Parmi toutes les Causes des Guerres chaque jour, il est vrai, voit disparaître celles qui tiénnent a l’existence des Rois, des prêtres, et de ce qui les accompagne. Mais neanmoins les Républiques elles-mêmes ne seront pas à l’abri de ces funestes querrelles, tant qu’elles ne se dèferont pas de ces Systêmes erronés de Commerce exclusif et de Possessions lointaines. C’est donc un motif pour tout homme qui aime ses semblables de chercher a détruire ces erreurs; l’Ambition même ne doit plus Chercher la gloire qu’en montrant aux hommes le chemin de la vérité, et en écartant les obstacles qui empêchent les nations d’arriver à une paix durable; Car, quelle Gloire peut resister au temps,—si elle ne reçoit la Sanction de La Philosophie?

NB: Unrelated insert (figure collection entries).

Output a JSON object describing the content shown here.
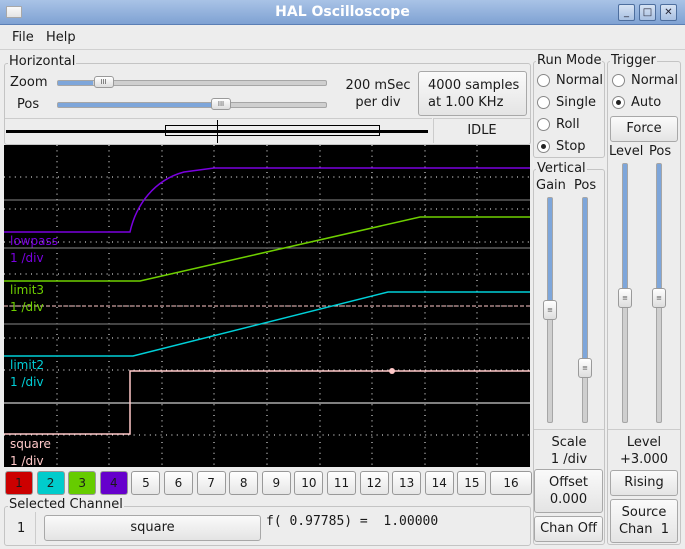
{
  "window": {
    "title": "HAL Oscilloscope"
  },
  "menu": {
    "file": "File",
    "help": "Help"
  },
  "horizontal": {
    "label": "Horizontal",
    "zoom_label": "Zoom",
    "pos_label": "Pos",
    "zoom_value": 0.13,
    "pos_value": 0.6,
    "timebase_line1": "200 mSec",
    "timebase_line2": "per div",
    "samples_line1": "4000 samples",
    "samples_line2": "at 1.00 KHz",
    "status": "IDLE"
  },
  "traces": [
    {
      "name": "lowpass",
      "scale": "1 /div",
      "color": "#7a00e0"
    },
    {
      "name": "limit3",
      "scale": "1 /div",
      "color": "#6fd000"
    },
    {
      "name": "limit2",
      "scale": "1 /div",
      "color": "#00d0d8"
    },
    {
      "name": "square",
      "scale": "1 /div",
      "color": "#ffc8c8"
    }
  ],
  "channels": [
    "1",
    "2",
    "3",
    "4",
    "5",
    "6",
    "7",
    "8",
    "9",
    "10",
    "11",
    "12",
    "13",
    "14",
    "15",
    "16"
  ],
  "channel_colors": [
    "#cc0000",
    "#00cccc",
    "#66cc00",
    "#6600cc"
  ],
  "selected": {
    "label": "Selected Channel",
    "number": "1",
    "name": "square",
    "readout": "f( 0.97785) =  1.00000"
  },
  "run_mode": {
    "label": "Run Mode",
    "options": [
      "Normal",
      "Single",
      "Roll",
      "Stop"
    ],
    "selected": "Stop"
  },
  "trigger": {
    "label": "Trigger",
    "options": [
      "Normal",
      "Auto"
    ],
    "selected": "Auto",
    "force": "Force",
    "level_label": "Level",
    "pos_label": "Pos",
    "level_slider": 0.52,
    "pos_slider": 0.52,
    "level_title": "Level",
    "level_value": "+3.000",
    "edge": "Rising",
    "source_line1": "Source",
    "source_line2": "Chan  1"
  },
  "vertical": {
    "label": "Vertical",
    "gain_label": "Gain",
    "pos_label": "Pos",
    "gain_slider": 0.5,
    "pos_slider": 0.78,
    "scale_title": "Scale",
    "scale_value": "1 /div",
    "offset_line1": "Offset",
    "offset_line2": "0.000",
    "chan_off": "Chan Off"
  }
}
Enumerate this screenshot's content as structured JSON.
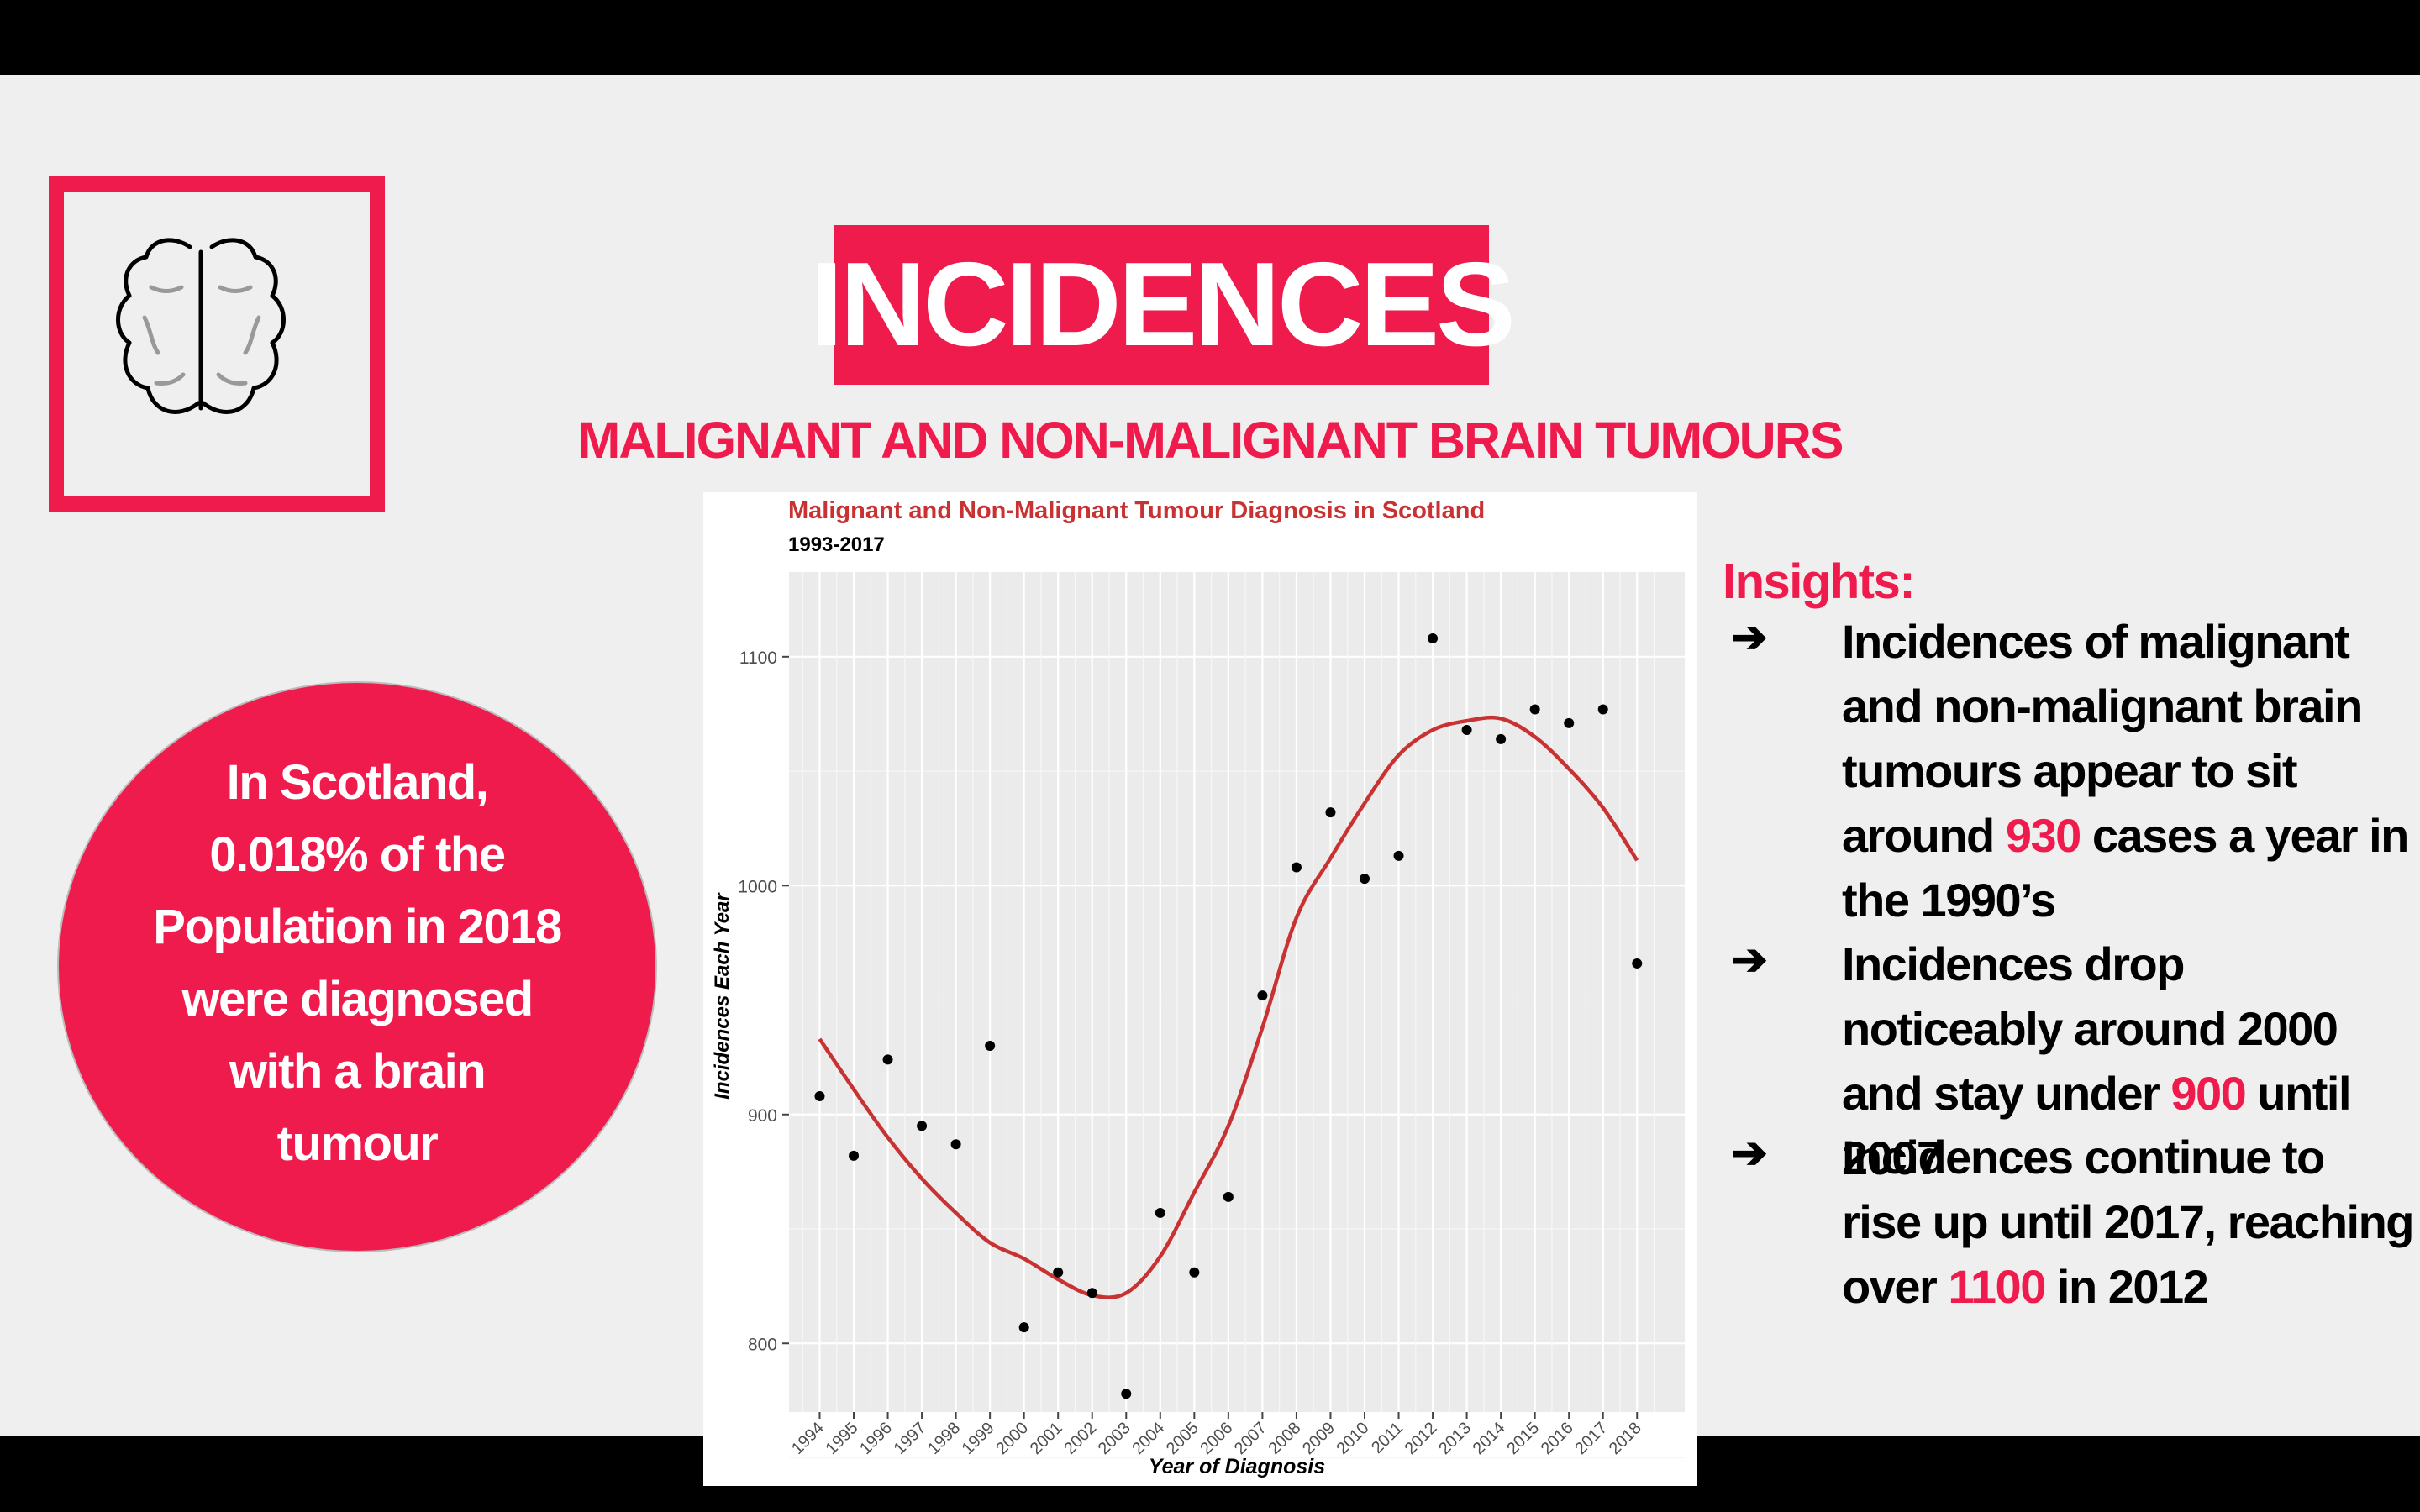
{
  "header": {
    "title": "INCIDENCES",
    "subtitle": "MALIGNANT AND NON-MALIGNANT BRAIN TUMOURS"
  },
  "logo": {
    "icon": "brain-icon"
  },
  "callout": {
    "lines": [
      "In Scotland,",
      "0.018% of the",
      "Population in 2018",
      "were diagnosed",
      "with a brain",
      "tumour"
    ]
  },
  "insights": {
    "heading": "Insights:",
    "items": [
      {
        "pre": "Incidences of malignant and non-malignant brain tumours appear to sit around ",
        "highlight": "930",
        "post": " cases a year in the 1990’s"
      },
      {
        "pre": "Incidences drop noticeably around 2000 and stay under ",
        "highlight": "900",
        "post": " until 2007"
      },
      {
        "pre": "Incidences continue to rise up until 2017, reaching over ",
        "highlight": "1100",
        "post": " in 2012"
      }
    ]
  },
  "colors": {
    "accent": "#ee1b4c",
    "trend": "#c93232",
    "panel": "#ebebeb"
  },
  "chart_data": {
    "type": "scatter",
    "title": "Malignant and Non-Malignant Tumour Diagnosis in Scotland",
    "subtitle": "1993-2017",
    "xlabel": "Year of Diagnosis",
    "ylabel": "Incidences Each Year",
    "x": [
      1994,
      1995,
      1996,
      1997,
      1998,
      1999,
      2000,
      2001,
      2002,
      2003,
      2004,
      2005,
      2006,
      2007,
      2008,
      2009,
      2010,
      2011,
      2012,
      2013,
      2014,
      2015,
      2016,
      2017,
      2018
    ],
    "y": [
      908,
      882,
      924,
      895,
      887,
      930,
      807,
      831,
      822,
      778,
      857,
      831,
      864,
      952,
      1008,
      1032,
      1003,
      1013,
      1108,
      1068,
      1064,
      1077,
      1071,
      1077,
      966
    ],
    "trend": {
      "x": [
        1994,
        1995,
        1996,
        1997,
        1998,
        1999,
        2000,
        2001,
        2002,
        2003,
        2004,
        2005,
        2006,
        2007,
        2008,
        2009,
        2010,
        2011,
        2012,
        2013,
        2014,
        2015,
        2016,
        2017,
        2018
      ],
      "y": [
        933,
        911,
        890,
        872,
        857,
        844,
        837,
        828,
        821,
        822,
        838,
        866,
        895,
        938,
        986,
        1012,
        1036,
        1057,
        1068,
        1072,
        1073,
        1065,
        1051,
        1034,
        1011
      ]
    },
    "x_ticks": [
      "1994",
      "1995",
      "1996",
      "1997",
      "1998",
      "1999",
      "2000",
      "2001",
      "2002",
      "2003",
      "2004",
      "2005",
      "2006",
      "2007",
      "2008",
      "2009",
      "2010",
      "2011",
      "2012",
      "2013",
      "2014",
      "2015",
      "2016",
      "2017",
      "2018"
    ],
    "y_ticks": [
      "800",
      "900",
      "1000",
      "1100"
    ],
    "ylim": [
      770,
      1137
    ],
    "xlim": [
      1993.1,
      2019.4
    ],
    "grid": true
  }
}
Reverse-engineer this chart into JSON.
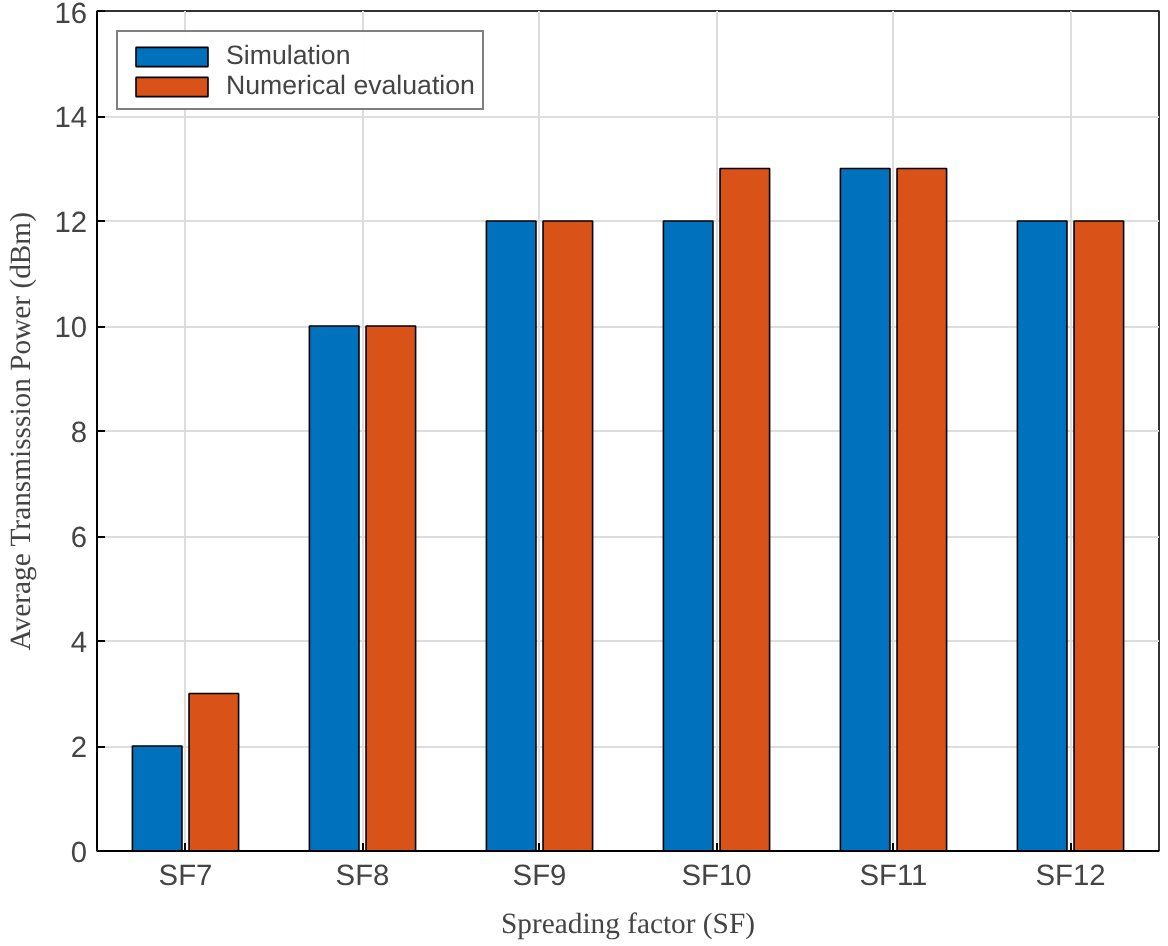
{
  "chart_data": {
    "type": "bar",
    "xlabel": "Spreading factor (SF)",
    "ylabel": "Average Transmisssion Power (dBm)",
    "categories": [
      "SF7",
      "SF8",
      "SF9",
      "SF10",
      "SF11",
      "SF12"
    ],
    "series": [
      {
        "name": "Simulation",
        "color": "#0072bd",
        "values": [
          2,
          10,
          12,
          12,
          13,
          12
        ]
      },
      {
        "name": "Numerical evaluation",
        "color": "#d95319",
        "values": [
          3,
          10,
          12,
          13,
          13,
          12
        ]
      }
    ],
    "ylim": [
      0,
      16
    ],
    "yticks": [
      0,
      2,
      4,
      6,
      8,
      10,
      12,
      14,
      16
    ],
    "grid": true,
    "legend": "top left"
  }
}
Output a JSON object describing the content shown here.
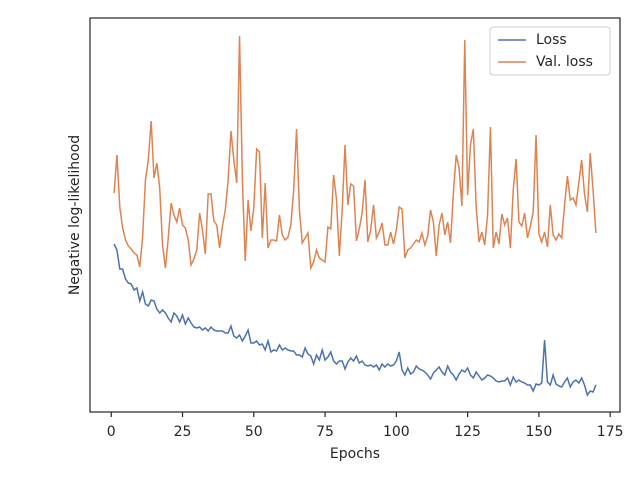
{
  "chart_data": {
    "type": "line",
    "xlabel": "Epochs",
    "ylabel": "Negative log-likelihood",
    "x": [
      1,
      2,
      3,
      4,
      5,
      6,
      7,
      8,
      9,
      10,
      11,
      12,
      13,
      14,
      15,
      16,
      17,
      18,
      19,
      20,
      21,
      22,
      23,
      24,
      25,
      26,
      27,
      28,
      29,
      30,
      31,
      32,
      33,
      34,
      35,
      36,
      37,
      38,
      39,
      40,
      41,
      42,
      43,
      44,
      45,
      46,
      47,
      48,
      49,
      50,
      51,
      52,
      53,
      54,
      55,
      56,
      57,
      58,
      59,
      60,
      61,
      62,
      63,
      64,
      65,
      66,
      67,
      68,
      69,
      70,
      71,
      72,
      73,
      74,
      75,
      76,
      77,
      78,
      79,
      80,
      81,
      82,
      83,
      84,
      85,
      86,
      87,
      88,
      89,
      90,
      91,
      92,
      93,
      94,
      95,
      96,
      97,
      98,
      99,
      100,
      101,
      102,
      103,
      104,
      105,
      106,
      107,
      108,
      109,
      110,
      111,
      112,
      113,
      114,
      115,
      116,
      117,
      118,
      119,
      120,
      121,
      122,
      123,
      124,
      125,
      126,
      127,
      128,
      129,
      130,
      131,
      132,
      133,
      134,
      135,
      136,
      137,
      138,
      139,
      140,
      141,
      142,
      143,
      144,
      145,
      146,
      147,
      148,
      149,
      150,
      151,
      152,
      153,
      154,
      155,
      156,
      157,
      158,
      159,
      160,
      161,
      162,
      163,
      164,
      165,
      166,
      167,
      168,
      169,
      170
    ],
    "series": [
      {
        "name": "Loss",
        "color": "#4c72b0",
        "values": [
          168,
          162,
          143,
          143,
          133,
          129,
          128,
          122,
          124,
          111,
          120,
          108,
          106,
          112,
          111,
          103,
          99,
          102,
          99,
          94,
          90,
          99,
          96,
          90,
          97,
          88,
          94,
          89,
          85,
          84,
          85,
          82,
          84,
          81,
          85,
          82,
          81,
          81,
          81,
          79,
          79,
          86,
          76,
          74,
          77,
          71,
          76,
          82,
          69,
          69,
          71,
          67,
          68,
          62,
          71,
          60,
          62,
          61,
          67,
          62,
          64,
          62,
          61,
          61,
          57,
          57,
          55,
          64,
          58,
          56,
          48,
          57,
          52,
          62,
          52,
          55,
          60,
          51,
          48,
          51,
          51,
          43,
          50,
          54,
          51,
          56,
          49,
          51,
          47,
          46,
          47,
          45,
          47,
          42,
          48,
          45,
          48,
          46,
          47,
          51,
          60,
          42,
          37,
          44,
          38,
          40,
          46,
          43,
          42,
          40,
          37,
          33,
          39,
          42,
          45,
          40,
          37,
          46,
          40,
          37,
          32,
          38,
          42,
          40,
          44,
          37,
          34,
          40,
          36,
          32,
          34,
          37,
          36,
          34,
          31,
          30,
          31,
          31,
          34,
          27,
          35,
          30,
          32,
          30,
          29,
          27,
          27,
          21,
          28,
          27,
          29,
          72,
          30,
          27,
          37,
          28,
          26,
          25,
          30,
          34,
          25,
          30,
          32,
          29,
          34,
          27,
          17,
          21,
          20,
          27
        ]
      },
      {
        "name": "Val. loss",
        "color": "#dd8452",
        "values": [
          219,
          257,
          205,
          184,
          172,
          166,
          163,
          159,
          157,
          145,
          175,
          232,
          252,
          291,
          234,
          249,
          224,
          167,
          144,
          174,
          209,
          197,
          190,
          204,
          187,
          184,
          172,
          147,
          153,
          162,
          199,
          182,
          158,
          218,
          218,
          191,
          187,
          164,
          186,
          202,
          232,
          281,
          252,
          229,
          376,
          232,
          151,
          212,
          181,
          204,
          263,
          260,
          174,
          229,
          164,
          172,
          172,
          171,
          197,
          177,
          172,
          175,
          187,
          222,
          283,
          202,
          169,
          174,
          179,
          144,
          150,
          162,
          154,
          152,
          150,
          185,
          183,
          237,
          213,
          156,
          202,
          267,
          207,
          228,
          226,
          171,
          183,
          199,
          232,
          170,
          182,
          207,
          174,
          180,
          189,
          167,
          167,
          180,
          168,
          182,
          205,
          203,
          154,
          162,
          164,
          168,
          172,
          170,
          179,
          167,
          176,
          202,
          190,
          156,
          187,
          199,
          177,
          190,
          169,
          219,
          257,
          244,
          206,
          372,
          217,
          267,
          283,
          205,
          170,
          180,
          167,
          197,
          285,
          164,
          180,
          168,
          198,
          187,
          194,
          164,
          222,
          253,
          190,
          186,
          199,
          174,
          186,
          200,
          277,
          178,
          170,
          180,
          165,
          207,
          177,
          172,
          178,
          174,
          207,
          236,
          212,
          214,
          207,
          229,
          252,
          218,
          200,
          259,
          222,
          179
        ]
      }
    ],
    "xlim": [
      -7.45,
      178.45
    ],
    "xticks": [
      0,
      25,
      50,
      75,
      100,
      125,
      150,
      175
    ],
    "ylim": [
      0,
      394
    ],
    "legend": "upper right"
  }
}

Pour affranchir les Nations, Citoyen Général, vous avez exécuté de vaste entreprises, et la gloire dont vous vous êtes couvert, doit être aussi durable que le temps; qui donc pourrait seconder d’une approbation plus efficace des projets qui peuvent Contribuer au bien Général? C’est dans cette idée que je vous soumets mon Travail, espérant que si vous y rencontrez quelques vérités utiles, vous daignerez les appuyer d’une influence aussi puissante que la Vôtre; et en effet, favoriser des projets dont l’exécution doit rendre des millions d’homme heureux, peut-il être pour le genie vertueux de plus delicieuse jouissance? C’est sous ce point de vue que les améliorations intérieures et la Liberté du Commerce Sont de la plus haute importance.—

Si le Succés couronne les efforts de la France, Contre l’Angleterre, il ne tiendra qu’à elle de terminer Glorieusement cette longue Guerre, en donnant la liberté au Commerce et en faisant Adopter le Systême aux autres puissances; La liberté politique acquerra ainsi le dégré de perfection et d’etendue dont elle est susceptible, et la Philosophie verra avec joie l’olivier d’une paix éternelle ombrager la Carriére des Sciences et de l’Industrie.

Salut et respect

Robert Fulton

Paris 12 floreal an 6

[2]. Citoyen Ministre

Il y a maintenant vingt mois que je présentai pour la première fois le plan de mon Nautile à l’Ex-Directeur La Reveillere Lepaux; il le présenta au Dirèctoire qui eu ordonna le renvoi au Ministre de la Marine Pléville, et enfin il fut rejeté après cinq mois de discussions. Reproduit sous l’administration du citoyen Bruix, il eut le même sort après environ quatre mois d’attente, un accueil si peu favorable de la part des premiers magistrats de la France, dont le devoir est d’encourager les découvertes tendantes à propager la Liberté et à établir l’harmonie entre les nations, me prouve qu’ils s’étaient fait une idée fausee des effets tant phisiques que moraux de cette Machine.


Voyons d’abord quels seraient pour la France les effets immédiats du Nautile. La perte du premier Bâtiment anglais qui serait détruit par un moyen extraordinaire, jeterroit le Gouvernement Britannique dans le dernier embarras; il sentiroit que par le même moyen on pourroit détruire toute sa marine; que par le même moyen il seroit possible de bloquer la Tamise et de couper tout le commerce de Londres. Quelle seroit, dans de pareilles circonstances, la consternation de l’Angleterre? Comment Pitt soudoyeroit-il alors les puissances coalisées? It en résulteroit que, privée des guinées de Pitt, la Coalition s’evanouiroit, et que la France, ainsi delivrée de ses nombreux ennemis, pourrait travailler sans obstacle a l’affermissement de sa liberté et à la paix.